Enforcing arbitral awards: Dutch Supreme Court rules judges must consider whether consumer law has been complied with

Written on 14 Nov 2019

In a judgement dated 8 November 2019, the Dutch Supreme Court found that a judge, when ruling on a request for leave to enforce an arbitration award in a consumer case, must check on their own initiative whether the rules of European and national consumer law have been complied with.

What was the case about?

A foundation asked the preliminary relief judge to grant leave to enforce an arbitration award that was issued by an arbitrator of Stichting Arbitrage Rechtspraak Nederland.

In the arbitral award, a claim was awarded against a natural person for payment of overdue rent instalments. The arbitration clause that designated Stichting Arbitrage Rechtspraak Nederland as the tribunal was included in the general terms and conditions. The consumer did not appear in either the arbitration proceedings or in the proceedings for the enforcement of the arbitral award. Collection costs were also awarded by the arbitral tribunal (article 6:96 paragraph 6 of the Dutch Civil Code).

Questions referred for a preliminary ruling

The Dutch Supreme Court noted first that if an arbitration clause is included in general conditions, the regime of European consumer law (Directive 93/13/EEC) and that of national consumer law (article 6:236 preamble and under n Dutch Civil Code) apply in parallel.

The Supreme Court ruled that the preliminary relief judge that assesses a request for leave to enforce an arbitral award in a consumer case is obliged to examine on their own initiative whether or not:

(i) the arbitration clause or contractual basis of the claim is 'unfair' within the meaning of European consumer law; and

(ii) the arbitration clause grants the consumer a period of at least one month after the other party has invoked the arbitration clause to choose to have the dispute submitted to the ordinary court; and whether the consumer has actually been granted this period.

If it is plausible that one of the circumstances mentioned under (i) above occurs, or that one of the circumstances mentioned under (ii) does not occur, the preliminary relief judge must in principle refuse to grant leave. If leave is refused, this means that the arbitral award cannot be enforced against the consumer.
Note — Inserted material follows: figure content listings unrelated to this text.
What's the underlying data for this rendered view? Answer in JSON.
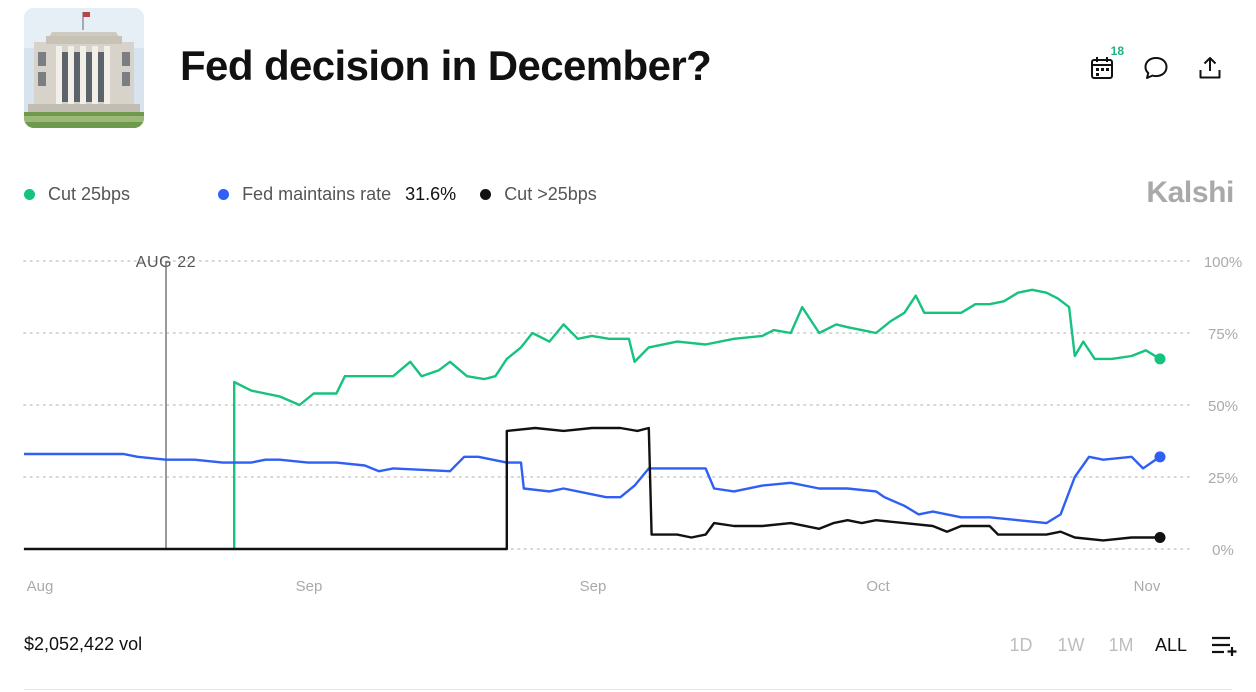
{
  "header": {
    "title": "Fed decision in December?",
    "calendar_badge": "18"
  },
  "legend": {
    "items": [
      {
        "name": "Cut 25bps",
        "color": "#17c27f",
        "value": ""
      },
      {
        "name": "Fed maintains rate",
        "color": "#2f5ff5",
        "value": "31.6%"
      },
      {
        "name": "Cut >25bps",
        "color": "#111111",
        "value": ""
      }
    ]
  },
  "brand": "Kalshi",
  "footer": {
    "volume": "$2,052,422 vol",
    "ranges": [
      "1D",
      "1W",
      "1M",
      "ALL"
    ],
    "active_range": "ALL"
  },
  "icons": {
    "calendar": "calendar-icon",
    "comment": "comment-icon",
    "share": "share-icon",
    "add_list": "add-list-icon"
  },
  "chart_data": {
    "type": "line",
    "x_ticks": [
      "Aug",
      "Sep",
      "Sep",
      "Oct",
      "Nov"
    ],
    "y_ticks": [
      "100%",
      "75%",
      "50%",
      "25%",
      "0%"
    ],
    "ylim": [
      0,
      100
    ],
    "grid": true,
    "annotation": {
      "label": "AUG 22",
      "x": 5
    },
    "x_range": [
      0,
      40
    ],
    "series": [
      {
        "name": "Cut 25bps",
        "color": "#17c27f",
        "points": [
          [
            7.4,
            0
          ],
          [
            7.4,
            58
          ],
          [
            8,
            55
          ],
          [
            9,
            53
          ],
          [
            9.7,
            50
          ],
          [
            10.2,
            54
          ],
          [
            11,
            54
          ],
          [
            11.3,
            60
          ],
          [
            12,
            60
          ],
          [
            12.4,
            60
          ],
          [
            13,
            60
          ],
          [
            13.6,
            65
          ],
          [
            14,
            60
          ],
          [
            14.6,
            62
          ],
          [
            15,
            65
          ],
          [
            15.6,
            60
          ],
          [
            16.2,
            59
          ],
          [
            16.6,
            60
          ],
          [
            17,
            66
          ],
          [
            17.5,
            70
          ],
          [
            17.9,
            75
          ],
          [
            18.5,
            72
          ],
          [
            19,
            78
          ],
          [
            19.5,
            73
          ],
          [
            20,
            74
          ],
          [
            20.6,
            73
          ],
          [
            21.3,
            73
          ],
          [
            21.5,
            65
          ],
          [
            22,
            70
          ],
          [
            23,
            72
          ],
          [
            24,
            71
          ],
          [
            25,
            73
          ],
          [
            26,
            74
          ],
          [
            26.4,
            76
          ],
          [
            27,
            75
          ],
          [
            27.4,
            84
          ],
          [
            28,
            75
          ],
          [
            28.6,
            78
          ],
          [
            29,
            77
          ],
          [
            29.5,
            76
          ],
          [
            30,
            75
          ],
          [
            30.5,
            79
          ],
          [
            31,
            82
          ],
          [
            31.4,
            88
          ],
          [
            31.7,
            82
          ],
          [
            32,
            82
          ],
          [
            33,
            82
          ],
          [
            33.5,
            85
          ],
          [
            34,
            85
          ],
          [
            34.5,
            86
          ],
          [
            35,
            89
          ],
          [
            35.5,
            90
          ],
          [
            36,
            89
          ],
          [
            36.4,
            87
          ],
          [
            36.8,
            84
          ],
          [
            37,
            67
          ],
          [
            37.3,
            72
          ],
          [
            37.7,
            66
          ],
          [
            38.3,
            66
          ],
          [
            39,
            67
          ],
          [
            39.5,
            69
          ],
          [
            40,
            66
          ]
        ]
      },
      {
        "name": "Fed maintains rate",
        "color": "#2f5ff5",
        "points": [
          [
            0,
            33
          ],
          [
            3.5,
            33
          ],
          [
            4,
            32
          ],
          [
            5,
            31
          ],
          [
            6,
            31
          ],
          [
            7,
            30
          ],
          [
            8,
            30
          ],
          [
            8.5,
            31
          ],
          [
            9,
            31
          ],
          [
            10,
            30
          ],
          [
            11,
            30
          ],
          [
            12,
            29
          ],
          [
            12.5,
            27
          ],
          [
            13,
            28
          ],
          [
            15,
            27
          ],
          [
            15.5,
            32
          ],
          [
            16,
            32
          ],
          [
            17,
            30
          ],
          [
            17.5,
            30
          ],
          [
            17.6,
            21
          ],
          [
            18.5,
            20
          ],
          [
            19,
            21
          ],
          [
            20,
            19
          ],
          [
            20.5,
            18
          ],
          [
            21,
            18
          ],
          [
            21.5,
            22
          ],
          [
            22,
            28
          ],
          [
            23,
            28
          ],
          [
            24,
            28
          ],
          [
            24.3,
            21
          ],
          [
            25,
            20
          ],
          [
            26,
            22
          ],
          [
            27,
            23
          ],
          [
            28,
            21
          ],
          [
            29,
            21
          ],
          [
            30,
            20
          ],
          [
            30.3,
            18
          ],
          [
            31,
            15
          ],
          [
            31.5,
            12
          ],
          [
            32,
            13
          ],
          [
            33,
            11
          ],
          [
            34,
            11
          ],
          [
            35,
            10
          ],
          [
            36,
            9
          ],
          [
            36.5,
            12
          ],
          [
            37,
            25
          ],
          [
            37.5,
            32
          ],
          [
            38,
            31
          ],
          [
            39,
            32
          ],
          [
            39.4,
            28
          ],
          [
            40,
            32
          ]
        ]
      },
      {
        "name": "Cut >25bps",
        "color": "#111111",
        "points": [
          [
            0,
            0
          ],
          [
            17,
            0
          ],
          [
            17,
            41
          ],
          [
            18,
            42
          ],
          [
            19,
            41
          ],
          [
            20,
            42
          ],
          [
            21,
            42
          ],
          [
            21.6,
            41
          ],
          [
            22,
            42
          ],
          [
            22.1,
            5
          ],
          [
            23,
            5
          ],
          [
            23.5,
            4
          ],
          [
            24,
            5
          ],
          [
            24.3,
            9
          ],
          [
            25,
            8
          ],
          [
            26,
            8
          ],
          [
            27,
            9
          ],
          [
            28,
            7
          ],
          [
            28.5,
            9
          ],
          [
            29,
            10
          ],
          [
            29.5,
            9
          ],
          [
            30,
            10
          ],
          [
            31,
            9
          ],
          [
            32,
            8
          ],
          [
            32.5,
            6
          ],
          [
            33,
            8
          ],
          [
            34,
            8
          ],
          [
            34.3,
            5
          ],
          [
            35,
            5
          ],
          [
            36,
            5
          ],
          [
            36.5,
            6
          ],
          [
            37,
            4
          ],
          [
            38,
            3
          ],
          [
            39,
            4
          ],
          [
            40,
            4
          ]
        ]
      }
    ]
  }
}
The preliminary relief judge does not have to examine on their own initiative whether the creditor sufficiently substantiated that collection costs should be awarded and whether the creditor has complied with other applicable rules for the award of collection costs, such as sending a so-called fourteen-day letter (article 6:96 paragraph 6 of the Dutch Civil Code).

Consumer arbitration: including and granting the one-month period

The Dutch Supreme Court ruling confirms the importance of stipulating in the arbitration clause that the consumer is granted a period of at least one month after the other party has invoked the arbitration clause to choose to have the dispute submitted to the regular court.

In addition, the consumer must actually be granted this period. In order to be able to prove that these rules have been complied with, it is advisable to clearly record correspondence with the consumer in this regard.